PRESQUE ISLE, Maine — Everyone, Northern Maine Community College English Instructor Jennifer Graham said Tuesday, loves a ghost story. And with Halloween just around the corner, Graham said she wanted to recognize the holiday by doing something she has never done before — researching and revealing the ghost stories of Aroostook County.
Graham will rekindle those stories and invite others to share their own tales of terror during a public lecture at 1 p.m. Thursday in the NMCC library.
Graham said Tuesday that she came up with the idea for “Haunted Aroostook” after collaborating with Gail Roy, NMCC assistant dean of learning resources. The two wanted to get the campus and the community into the Halloween spirit.
“Everyone loves a ghost story, and we talked about it and wanted to do a really fun event for the community,” said Graham. “Gail [Roy] has stocked the library with a lot of ghost stories, including books which include some of the more well-known and even lesser-known stories of paranormal activity in Aroostook.
“I did some research and compiled a series of those stories,” she continued. “I don’t plan to retell them, necessarily, I will just read them for the audience on Thursday.”
Graham said she found a variety of great stories during her research, including stories about area spirits and ghosts and a tale regarding what is believed to be a haunted section of Route 2 that runs from Haynesville to Houlton.

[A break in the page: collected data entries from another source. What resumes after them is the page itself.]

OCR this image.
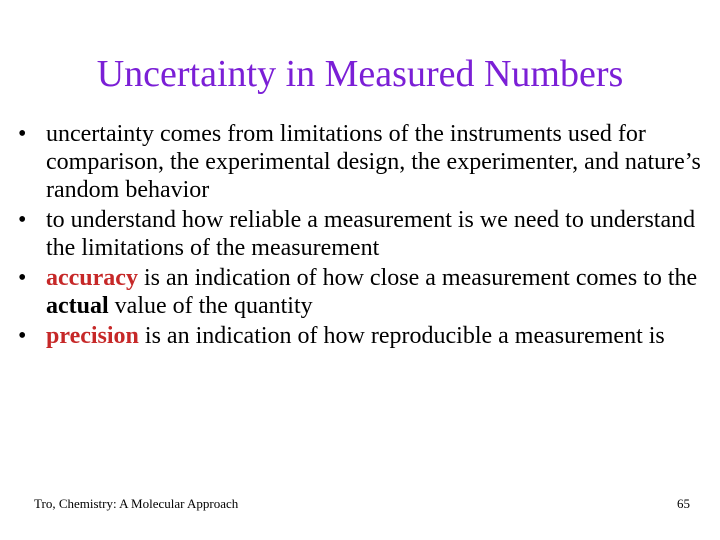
Uncertainty in Measured Numbers
• uncertainty comes from limitations of the instruments used for comparison, the experimental design, the experimenter, and nature’s random behavior
• to understand how reliable a measurement is we need to understand the limitations of the measurement
• accuracy is an indication of how close a measurement comes to the actual value of the quantity
• precision is an indication of how reproducible a measurement is
Tro, Chemistry: A Molecular Approach	65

Graham also will read pieces from other interesting stories, including one about a reported UFO sighting in Presque Isle shortly after World War II.
The instructor said the tale has been passed on through the generations after a man on a solo camping trip reported seeing a “celestial object.”
“He said that it created its own whirring sound,” she said, adding that the man claimed to have also seen aliens with “four faces and four legs.”
Since the man was reportedly the son of a preacher, Graham said, many people believed the story. Others felt it was a hoax or that perhaps the man was recounting a variation of a story told in the Bible, in the Book of Ezekiel.
The instructor also plans to talk about a farmer from the Violette Settlement area of Fort Kent named Maurice Theriault. The St. John Valley native, who was deemed to be possessed, had his story chronicled in the nonfiction book “Satan’s Harvest.”
Graham said Theriault’s story is considered the most famous example of paranormal activity in northern Maine.
Other stories to be recounted include the lost hunter at St. Froid Lake in 1926 and Dyer Brook’s own Jack the Ripper during the log drive days. Graham also will talk about Maine’s most famous ghost story, that of Col. Buck’s cursed tomb in Bucksport.
Graham noted that the lecture coincides with the top movie at the box office this past weekend — the low-budget horror flick “Paranormal Activity,” which grossed more than $22 million.
Locally, an organization called Paranormal Aroostook County has formed with the goal of visiting and researching places in the area which are rumored to have had some sort of paranormal activity and to publish the group’s findings.
“There is an interest in this, not just on the big screen but among local people,” she said.